Encontro com o ídolo e o “esquecimento” profissional em show de Feira de Santana terminam em perrengue e solidariedade de colega de profissão.
A Fotografia é a Literatura do Olhar, mas o Samba Embalou a Pauta
O sonho de todo fotojornalista esportivo e cultural muitas vezes se resume a dois grandes eventos: a final de um Campeonato Brasileiro com seu time do coração, no caso o Flamengo, e o registro daquele artista que transcende a admiração. Para um profissional de Feira de Santana, esse último desejo tinha nome e sobrenome: Zeca Pagodinho.

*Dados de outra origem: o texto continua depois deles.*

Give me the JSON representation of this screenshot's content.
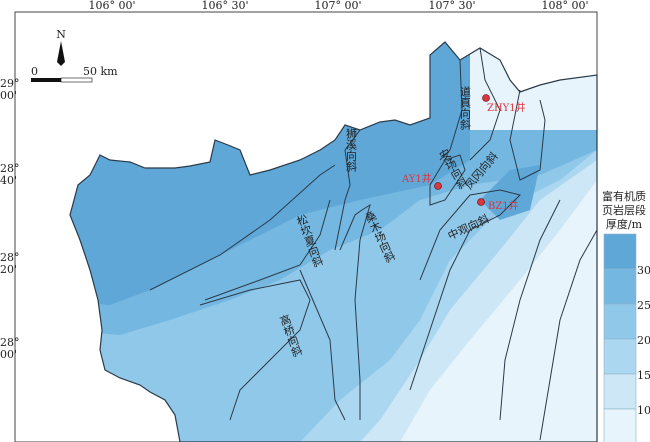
{
  "map": {
    "longitude_ticks": [
      "106° 00'",
      "106° 30'",
      "107° 00'",
      "107° 30'",
      "108° 00'"
    ],
    "latitude_ticks": [
      [
        "29°",
        "00'"
      ],
      [
        "28°",
        "40'"
      ],
      [
        "28°",
        "20'"
      ],
      [
        "28°",
        "00'"
      ]
    ],
    "north_label": "N",
    "scale": {
      "start": "0",
      "end": "50 km"
    },
    "structures": [
      "道真向斜",
      "狮溪向斜",
      "安场向斜",
      "凤冈向斜",
      "桑木场向斜",
      "松坎夏向斜",
      "高桥向斜",
      "中观向斜"
    ],
    "wells": [
      {
        "name": "ZHY1井"
      },
      {
        "name": "AY1井"
      },
      {
        "name": "BZ1井"
      }
    ],
    "well_color": "#d9363e"
  },
  "legend": {
    "title": [
      "富有机质",
      "页岩层段",
      "厚度/m"
    ],
    "ticks": [
      "30",
      "25",
      "20",
      "15",
      "10"
    ],
    "colors": [
      "#5fa7d7",
      "#74b8e2",
      "#90c8ea",
      "#acd7f0",
      "#cde7f6",
      "#e7f4fb"
    ]
  }
}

Oportunidade que surgiu em uma tarde de domingo, véspera de Micareta, quando a então área verde do Shopping Iguatemi se preparava para receber o sambista, e a pauta chegava pelas mãos do editor Valdomiro Silva, do jornal Tribuna Feirense. A empolgação, contudo, daria lugar a um memorável “perrengue” que misturou paixão de fã e a ética (ou falta dela) da cobertura.

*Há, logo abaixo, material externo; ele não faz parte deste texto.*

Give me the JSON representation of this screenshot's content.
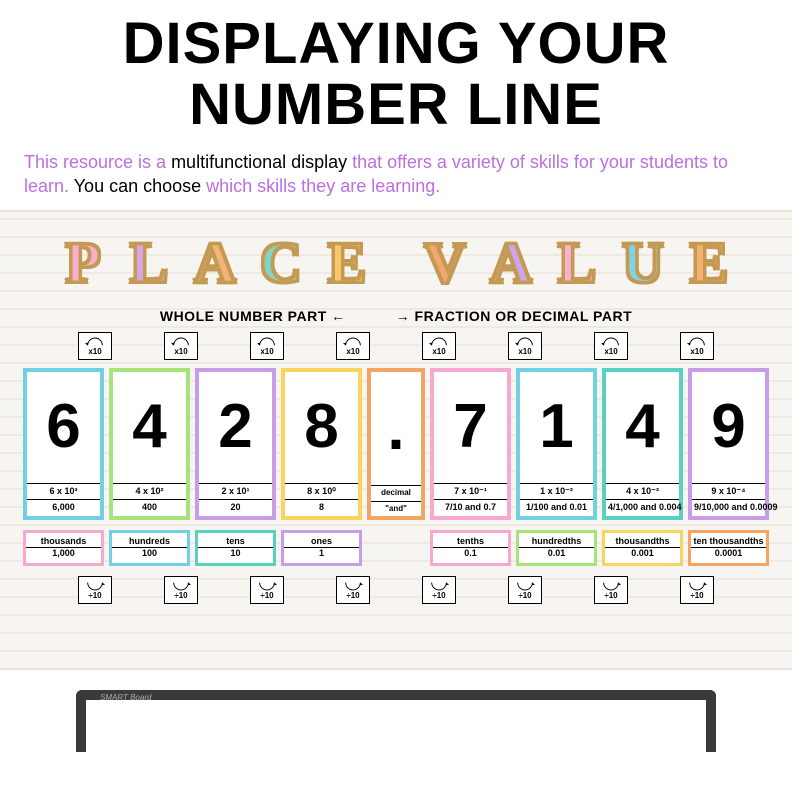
{
  "title_line1": "DISPLAYING YOUR",
  "title_line2": "NUMBER LINE",
  "subtitle": {
    "p1": "This resource is a ",
    "b1": "multifunctional display ",
    "p2": "that offers a variety of skills for your students to learn. ",
    "b2": "You can choose ",
    "p3": "which skills they are learning."
  },
  "place_value_letters": [
    {
      "ch": "P",
      "color": "#f6afcf"
    },
    {
      "ch": "L",
      "color": "#d4a6ea"
    },
    {
      "ch": "A",
      "color": "#f4b37a"
    },
    {
      "ch": "C",
      "color": "#7fd6c8"
    },
    {
      "ch": "E",
      "color": "#f9c96d"
    },
    {
      "ch": "V",
      "color": "#f3a574"
    },
    {
      "ch": "A",
      "color": "#d0a4e8"
    },
    {
      "ch": "L",
      "color": "#f7b2d1"
    },
    {
      "ch": "U",
      "color": "#7fd3e5"
    },
    {
      "ch": "E",
      "color": "#f4b072"
    }
  ],
  "left_label": "WHOLE NUMBER PART ←",
  "right_label": "→ FRACTION OR DECIMAL PART",
  "times_label": "x10",
  "div_label": "÷10",
  "cards": [
    {
      "digit": "6",
      "exp": "6 x 10³",
      "val": "6,000",
      "border": "#6fd1e1"
    },
    {
      "digit": "4",
      "exp": "4 x 10²",
      "val": "400",
      "border": "#a7e27a"
    },
    {
      "digit": "2",
      "exp": "2 x 10¹",
      "val": "20",
      "border": "#c79de8"
    },
    {
      "digit": "8",
      "exp": "8 x 10⁰",
      "val": "8",
      "border": "#f9d560"
    },
    {
      "digit": ".",
      "exp": "decimal",
      "val": "\"and\"",
      "border": "#f3a565",
      "dot": true
    },
    {
      "digit": "7",
      "exp": "7 x 10⁻¹",
      "val": "7/10 and 0.7",
      "border": "#f6a8cf"
    },
    {
      "digit": "1",
      "exp": "1 x 10⁻²",
      "val": "1/100 and 0.01",
      "border": "#6fd1e1"
    },
    {
      "digit": "4",
      "exp": "4 x 10⁻³",
      "val": "4/1,000 and 0.004",
      "border": "#5ad1c0"
    },
    {
      "digit": "9",
      "exp": "9 x 10⁻⁴",
      "val": "9/10,000 and 0.0009",
      "border": "#c79de8"
    }
  ],
  "places": [
    {
      "name": "thousands",
      "val": "1,000",
      "border": "#f6a8cf"
    },
    {
      "name": "hundreds",
      "val": "100",
      "border": "#6fd1e1"
    },
    {
      "name": "tens",
      "val": "10",
      "border": "#5ad1c0"
    },
    {
      "name": "ones",
      "val": "1",
      "border": "#c79de8"
    },
    {
      "spacer": true
    },
    {
      "name": "tenths",
      "val": "0.1",
      "border": "#f6a8cf"
    },
    {
      "name": "hundredths",
      "val": "0.01",
      "border": "#a7e27a"
    },
    {
      "name": "thousandths",
      "val": "0.001",
      "border": "#f9d560"
    },
    {
      "name": "ten thousandths",
      "val": "0.0001",
      "border": "#f3a565"
    }
  ],
  "smartboard_label": "SMART Board"
}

A jornada do fotojornalista começou com o aquecimento de praxe: a tradicional feijoada pré-Micareta de Paulo Noberto, momento de confraternização e alegria que elevou o astral do repórter. Ao chegar ao local do show, porém, o cenário profissional se apresentou com um obstáculo inesperado: a dificuldade em acessar o camarim, monopolizado pelo falecido fotógrafo Sinval.
A credencial não bastava. Foi a memória afetiva e a “carteirada” de berço carioca que abriram as portas. Lembrar da infância no Rio de Janeiro, ao lado de Beto Sem Braço, lendário compositor e parceiro de Zeca Pagodinho, autor do icônico samba-enredo “Bumbum Paticumbum Prugurundum” (Império Serrano, 1982), foi a chave.Ao citar a convivência na feira de Coelho da Rocha e as brigas com os filhos do compositor falecido, a emoção superou a burocracia.
No camarim, o fã venceu o repórter
O encontro com Zeca Pagodinho foi um deleite inesquecível, regado a cervejas, brindes e fotos pessoais, cumprindo o sonho de fã com sobras. No entanto, a alegria do camarim, somada a algumas latinhas consumidas na área do público, custou a pauta. Ao som contagiante de Zeca, Tito esqueceu a missão jornalística de cobrir o show, as fotos do palco e do público, e mergulhou no samba. Na manhã seguinte, a ressaca de “bebidas e felicidades” culminou na inevitável cobrança de Valdomiro Silva.
A salvação profissional veio da solidariedade
Desesperado e com medo da demissão, o repórter fotográfico lembrou-se do colega Gledson Santos, do jornal Folha do Estado, que estava no evento. Um telefonema resolveu o problema: as fotos do show foram gentilmente cedidas, garantindo a cobertura para o Tribuna Feirense.
A anedota de bastidores, que sublinha a máxima de que “o fotojornalismo é a forma de registrar os fatos sem interferir no acontecimento”, acabou por mostrar o lado humano e passional da profissão, ilustrando que, por vezes, a arte de “deixar a vida me levar” se sobrepõe à obrigação de pautar.